With examples from centuries of poets, critics, philosophers, and scientists, he details how metaphor is a chemistry, an exchange of energies forming and dissolving, and an openness in the spaces between things. He considers the ways in which DNA learns how to liken things that have been, how mutation makes errors and then tries them on, and how evolution is hypothesis - nature's way of "thinking more." The mind is a matrix of relations: neural synapses cascade into ever-changing pathways and patterns. Metaphor is the substance of things hoped for, the evidence of things not seen. It is the unbroken thread between matter and spirit.
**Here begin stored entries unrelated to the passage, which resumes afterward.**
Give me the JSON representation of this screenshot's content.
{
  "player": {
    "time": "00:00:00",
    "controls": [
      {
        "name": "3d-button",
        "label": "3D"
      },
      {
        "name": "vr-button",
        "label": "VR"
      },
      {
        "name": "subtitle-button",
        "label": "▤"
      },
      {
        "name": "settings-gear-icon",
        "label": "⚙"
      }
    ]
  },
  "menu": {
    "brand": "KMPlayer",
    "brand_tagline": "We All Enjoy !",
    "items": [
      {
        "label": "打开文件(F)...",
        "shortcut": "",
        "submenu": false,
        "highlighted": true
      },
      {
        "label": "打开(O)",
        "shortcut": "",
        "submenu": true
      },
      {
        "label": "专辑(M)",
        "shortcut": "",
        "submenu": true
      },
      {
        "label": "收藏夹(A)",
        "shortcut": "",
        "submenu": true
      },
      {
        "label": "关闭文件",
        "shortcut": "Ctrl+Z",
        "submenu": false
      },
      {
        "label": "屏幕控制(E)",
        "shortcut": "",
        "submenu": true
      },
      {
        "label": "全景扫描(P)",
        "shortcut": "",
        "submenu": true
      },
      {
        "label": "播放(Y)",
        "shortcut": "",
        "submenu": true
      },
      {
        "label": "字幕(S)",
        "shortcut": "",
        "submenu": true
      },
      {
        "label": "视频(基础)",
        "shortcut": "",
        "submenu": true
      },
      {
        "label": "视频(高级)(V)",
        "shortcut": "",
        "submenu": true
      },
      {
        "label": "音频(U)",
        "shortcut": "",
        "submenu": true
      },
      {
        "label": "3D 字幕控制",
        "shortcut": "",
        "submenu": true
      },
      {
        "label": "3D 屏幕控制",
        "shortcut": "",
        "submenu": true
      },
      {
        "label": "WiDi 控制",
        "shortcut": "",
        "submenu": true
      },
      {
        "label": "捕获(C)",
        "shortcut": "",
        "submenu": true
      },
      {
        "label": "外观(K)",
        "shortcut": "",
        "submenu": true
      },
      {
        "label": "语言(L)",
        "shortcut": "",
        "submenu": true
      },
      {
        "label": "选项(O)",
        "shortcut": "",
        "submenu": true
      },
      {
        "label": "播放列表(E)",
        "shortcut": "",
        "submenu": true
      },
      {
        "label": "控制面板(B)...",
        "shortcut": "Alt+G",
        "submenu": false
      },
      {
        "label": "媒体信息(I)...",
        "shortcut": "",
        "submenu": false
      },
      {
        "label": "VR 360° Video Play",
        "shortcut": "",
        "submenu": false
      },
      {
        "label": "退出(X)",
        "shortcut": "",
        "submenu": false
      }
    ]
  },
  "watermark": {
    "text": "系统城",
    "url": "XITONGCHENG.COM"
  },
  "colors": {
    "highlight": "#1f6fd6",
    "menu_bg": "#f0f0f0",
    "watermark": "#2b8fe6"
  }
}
Whether offering analysis of a turn of phrase or chemical reaction, Missing Link presents a vision of literature that is also a vision of the cosmos, and vice versa. It enters the debate between evolution and religion, and challenges scientists, literary theorists, and religious advocates to rethink the relations between their disciplines.
About the author
Jeffery Donaldson is the author of Palilalia, a finalist for the Canadian Authors Association Award for Poetry, Waterglass, and Once out of Nature. He has also the co-editor of Frye and the Word: Religious Contexts in the Writings of Northrop Frye. Donaldson teaches poetry and American literature at McMaster University. He lives on the Niagara Escarpment near Grimsby, Ontario.